The average emissions from forest fires in the boreal plains, where the northern Alberta fires are occurring, are about 170 tonnes of carbon dioxide equivalents per hectare, Kurz said.

Multiply that by 239,390 hectares, the size of the Fort McMurray fire May 11, and the fire has already released about 41 megatonnes of CO2 equivalents in the form of carbon dioxide, methane, and nitrous oxide.

In 2014 Canada’s total greenhouse gas emissions were 732 megatonnes, excluding emissions from wildfires and other land use, land-use changes, and forestry activities.

The fires in Fort McMurray have already covered about 10 per cent of the average territory burned by wildfires every year in Canada — a significant feat for one fire so early in the season, said Bill de Groot, a research scientist at the Canadian Forest Service’s Great Lakes Forestry Centre.

On average wildfires, burn two million to 2.5 million hectares a year in Canada, he said.

“So it’s a really large amount for the very start of the fire season and there’s still a full fire season ahead of us, so it could potentially be a bad year if we don’t get some rain,” de Groot said.

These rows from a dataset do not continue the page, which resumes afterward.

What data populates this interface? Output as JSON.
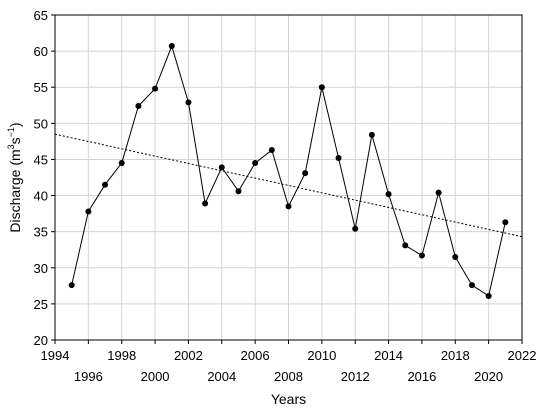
{
  "chart_data": {
    "type": "line",
    "title": "",
    "xlabel": "Years",
    "ylabel": {
      "prefix": "Discharge (m",
      "sup1": "3",
      "middle": "s",
      "sup2": "−1",
      "suffix": ")"
    },
    "xlim": [
      1994,
      2022
    ],
    "ylim": [
      20,
      65
    ],
    "xticks": [
      1994,
      1996,
      1998,
      2000,
      2002,
      2004,
      2006,
      2008,
      2010,
      2012,
      2014,
      2016,
      2018,
      2020,
      2022
    ],
    "xtick_labels": [
      "1994",
      "1996",
      "1998",
      "2000",
      "2002",
      "2004",
      "2006",
      "2008",
      "2010",
      "2012",
      "2014",
      "2016",
      "2018",
      "2020",
      "2022"
    ],
    "yticks": [
      20,
      25,
      30,
      35,
      40,
      45,
      50,
      55,
      60,
      65
    ],
    "ytick_labels": [
      "20",
      "25",
      "30",
      "35",
      "40",
      "45",
      "50",
      "55",
      "60",
      "65"
    ],
    "grid": true,
    "series": [
      {
        "x": [
          1995,
          1996,
          1997,
          1998,
          1999,
          2000,
          2001,
          2002,
          2003,
          2004,
          2005,
          2006,
          2007,
          2008,
          2009,
          2010,
          2011,
          2012,
          2013,
          2014,
          2015,
          2016,
          2017,
          2018,
          2019,
          2020,
          2021
        ],
        "y": [
          27.6,
          37.8,
          41.5,
          44.5,
          52.4,
          54.8,
          60.7,
          52.9,
          38.9,
          43.9,
          40.6,
          44.5,
          46.3,
          38.5,
          43.1,
          55.0,
          45.2,
          35.4,
          48.4,
          40.2,
          33.1,
          31.7,
          40.4,
          31.5,
          27.6,
          26.1,
          36.3
        ],
        "style": "solid",
        "marker": "circle",
        "color": "#000000"
      }
    ],
    "trendline": {
      "x": [
        1994,
        2022
      ],
      "y": [
        48.5,
        34.3
      ],
      "style": "dotted",
      "color": "#000000"
    }
  }
}
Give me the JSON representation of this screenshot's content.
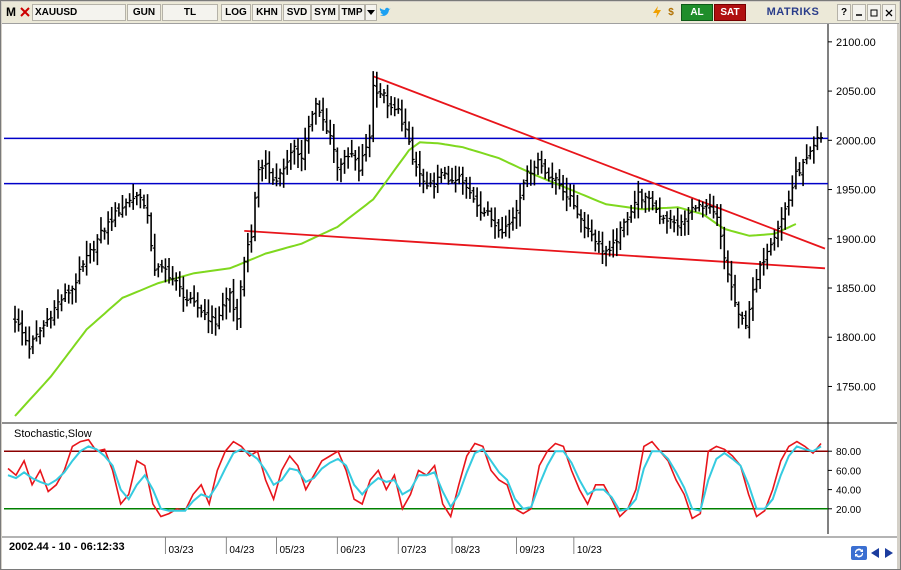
{
  "toolbar": {
    "m_label": "M",
    "symbol": "XAUUSD",
    "period": "GUN",
    "currency": "TL",
    "log": "LOG",
    "khn": "KHN",
    "svd": "SVD",
    "sym": "SYM",
    "tmp": "TMP",
    "buy": "AL",
    "sell": "SAT",
    "brand": "MATRIKS",
    "icons": [
      "close-x-icon",
      "dropdown-arrow-icon",
      "twitter-bird-icon",
      "lightning-icon",
      "dollar-icon",
      "help-icon",
      "minimize-icon",
      "maximize-icon",
      "window-close-icon"
    ]
  },
  "status": {
    "cursor_readout": "2002.44 - 10 - 06:12:33"
  },
  "colors": {
    "price": "#000000",
    "ma": "#7fd81e",
    "trend": "#e8151b",
    "level": "#0000c8",
    "stoch_k": "#e8151b",
    "stoch_d": "#35cbe0",
    "upper_band": "#8b0000",
    "lower_band": "#008000"
  },
  "chart_data": [
    {
      "type": "bar",
      "subtype": "ohlc",
      "symbol": "XAUUSD",
      "x_tick_labels": [
        "03/23",
        "04/23",
        "05/23",
        "06/23",
        "07/23",
        "08/23",
        "09/23",
        "10/23"
      ],
      "y_ticks": [
        1750,
        1800,
        1850,
        1900,
        1950,
        2000,
        2050,
        2100
      ],
      "ylim": [
        1720,
        2110
      ],
      "close_path": [
        [
          0,
          1818
        ],
        [
          4,
          1790
        ],
        [
          8,
          1812
        ],
        [
          12,
          1835
        ],
        [
          16,
          1850
        ],
        [
          20,
          1880
        ],
        [
          24,
          1905
        ],
        [
          28,
          1925
        ],
        [
          32,
          1940
        ],
        [
          35,
          1945
        ],
        [
          37,
          1920
        ],
        [
          39,
          1870
        ],
        [
          42,
          1868
        ],
        [
          45,
          1855
        ],
        [
          48,
          1838
        ],
        [
          51,
          1830
        ],
        [
          54,
          1820
        ],
        [
          56,
          1815
        ],
        [
          58,
          1832
        ],
        [
          60,
          1845
        ],
        [
          62,
          1815
        ],
        [
          64,
          1880
        ],
        [
          66,
          1905
        ],
        [
          68,
          1970
        ],
        [
          70,
          1975
        ],
        [
          72,
          1960
        ],
        [
          74,
          1965
        ],
        [
          76,
          1980
        ],
        [
          78,
          1990
        ],
        [
          80,
          1985
        ],
        [
          82,
          2015
        ],
        [
          84,
          2035
        ],
        [
          86,
          2020
        ],
        [
          88,
          2005
        ],
        [
          90,
          1975
        ],
        [
          92,
          1980
        ],
        [
          94,
          1985
        ],
        [
          96,
          1970
        ],
        [
          99,
          2005
        ],
        [
          100,
          2055
        ],
        [
          103,
          2045
        ],
        [
          105,
          2030
        ],
        [
          107,
          2030
        ],
        [
          109,
          2010
        ],
        [
          111,
          1980
        ],
        [
          113,
          1965
        ],
        [
          115,
          1950
        ],
        [
          118,
          1960
        ],
        [
          120,
          1968
        ],
        [
          122,
          1955
        ],
        [
          124,
          1962
        ],
        [
          126,
          1950
        ],
        [
          128,
          1942
        ],
        [
          130,
          1930
        ],
        [
          132,
          1925
        ],
        [
          134,
          1915
        ],
        [
          136,
          1910
        ],
        [
          138,
          1915
        ],
        [
          140,
          1930
        ],
        [
          142,
          1960
        ],
        [
          144,
          1970
        ],
        [
          146,
          1980
        ],
        [
          148,
          1968
        ],
        [
          150,
          1962
        ],
        [
          152,
          1955
        ],
        [
          154,
          1945
        ],
        [
          156,
          1935
        ],
        [
          158,
          1920
        ],
        [
          160,
          1910
        ],
        [
          162,
          1900
        ],
        [
          164,
          1890
        ],
        [
          166,
          1885
        ],
        [
          168,
          1900
        ],
        [
          170,
          1915
        ],
        [
          172,
          1930
        ],
        [
          174,
          1945
        ],
        [
          176,
          1940
        ],
        [
          178,
          1935
        ],
        [
          180,
          1925
        ],
        [
          182,
          1920
        ],
        [
          184,
          1915
        ],
        [
          186,
          1915
        ],
        [
          188,
          1925
        ],
        [
          190,
          1935
        ],
        [
          192,
          1930
        ],
        [
          194,
          1930
        ],
        [
          196,
          1920
        ],
        [
          198,
          1880
        ],
        [
          200,
          1850
        ],
        [
          202,
          1820
        ],
        [
          204,
          1815
        ],
        [
          206,
          1845
        ],
        [
          208,
          1870
        ],
        [
          210,
          1890
        ],
        [
          212,
          1905
        ],
        [
          214,
          1920
        ],
        [
          216,
          1940
        ],
        [
          218,
          1965
        ],
        [
          220,
          1975
        ],
        [
          222,
          1985
        ],
        [
          224,
          2000
        ],
        [
          225,
          2002
        ]
      ],
      "moving_average": [
        [
          0,
          1720
        ],
        [
          10,
          1760
        ],
        [
          20,
          1808
        ],
        [
          30,
          1840
        ],
        [
          40,
          1855
        ],
        [
          50,
          1865
        ],
        [
          60,
          1870
        ],
        [
          70,
          1885
        ],
        [
          80,
          1895
        ],
        [
          90,
          1912
        ],
        [
          100,
          1940
        ],
        [
          105,
          1965
        ],
        [
          110,
          1990
        ],
        [
          113,
          1998
        ],
        [
          118,
          1997
        ],
        [
          125,
          1993
        ],
        [
          135,
          1982
        ],
        [
          145,
          1965
        ],
        [
          155,
          1950
        ],
        [
          165,
          1935
        ],
        [
          175,
          1930
        ],
        [
          185,
          1932
        ],
        [
          192,
          1925
        ],
        [
          198,
          1910
        ],
        [
          205,
          1903
        ],
        [
          212,
          1905
        ],
        [
          218,
          1915
        ]
      ],
      "trendlines": [
        {
          "from": [
            100,
            2065
          ],
          "to": [
            225,
            1890
          ]
        },
        {
          "from": [
            64,
            1908
          ],
          "to": [
            225,
            1870
          ]
        }
      ],
      "horizontal_levels": [
        2002,
        1956
      ]
    },
    {
      "type": "line",
      "title": "Stochastic,Slow",
      "y_ticks": [
        20,
        40,
        60,
        80
      ],
      "ylim": [
        0,
        100
      ],
      "bands": [
        80,
        20
      ],
      "series": [
        {
          "values": [
            62,
            55,
            70,
            45,
            60,
            38,
            45,
            60,
            85,
            90,
            92,
            80,
            82,
            60,
            25,
            35,
            70,
            65,
            25,
            12,
            15,
            20,
            18,
            35,
            45,
            25,
            60,
            80,
            90,
            85,
            75,
            80,
            50,
            30,
            60,
            75,
            65,
            40,
            55,
            70,
            75,
            80,
            60,
            30,
            25,
            50,
            60,
            40,
            55,
            20,
            35,
            60,
            55,
            65,
            25,
            12,
            45,
            75,
            88,
            85,
            60,
            50,
            45,
            20,
            15,
            20,
            65,
            80,
            88,
            85,
            60,
            40,
            25,
            45,
            45,
            30,
            12,
            20,
            40,
            85,
            90,
            80,
            70,
            50,
            35,
            10,
            15,
            80,
            85,
            82,
            75,
            65,
            35,
            12,
            18,
            40,
            70,
            85,
            90,
            85,
            78,
            88
          ]
        },
        {
          "values": [
            55,
            52,
            58,
            52,
            48,
            45,
            50,
            58,
            70,
            80,
            85,
            82,
            75,
            65,
            40,
            30,
            45,
            55,
            40,
            20,
            18,
            18,
            18,
            28,
            35,
            32,
            45,
            62,
            78,
            82,
            78,
            72,
            60,
            45,
            50,
            62,
            60,
            48,
            52,
            62,
            68,
            72,
            65,
            45,
            35,
            45,
            52,
            48,
            50,
            35,
            40,
            55,
            55,
            58,
            38,
            22,
            35,
            58,
            78,
            82,
            70,
            58,
            50,
            30,
            20,
            22,
            45,
            65,
            80,
            80,
            68,
            50,
            35,
            40,
            40,
            32,
            18,
            20,
            30,
            62,
            80,
            80,
            72,
            58,
            42,
            20,
            18,
            50,
            72,
            78,
            72,
            65,
            45,
            20,
            20,
            30,
            55,
            75,
            85,
            82,
            80,
            85
          ]
        }
      ]
    }
  ]
}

But to really understand the climate impact of the fires you have to take a longer-term view de Groot said.

For 6,000 years boreal forests have operated on a cycle of growth, fire, and re-growth, said Merritt Turetsky, an ecosystem ecologist at the University of Guelph and a Canada Research Chair.

“Basically, what we know is that black spruce proliferated into the boreal forests around that time and fire came with it,” she said.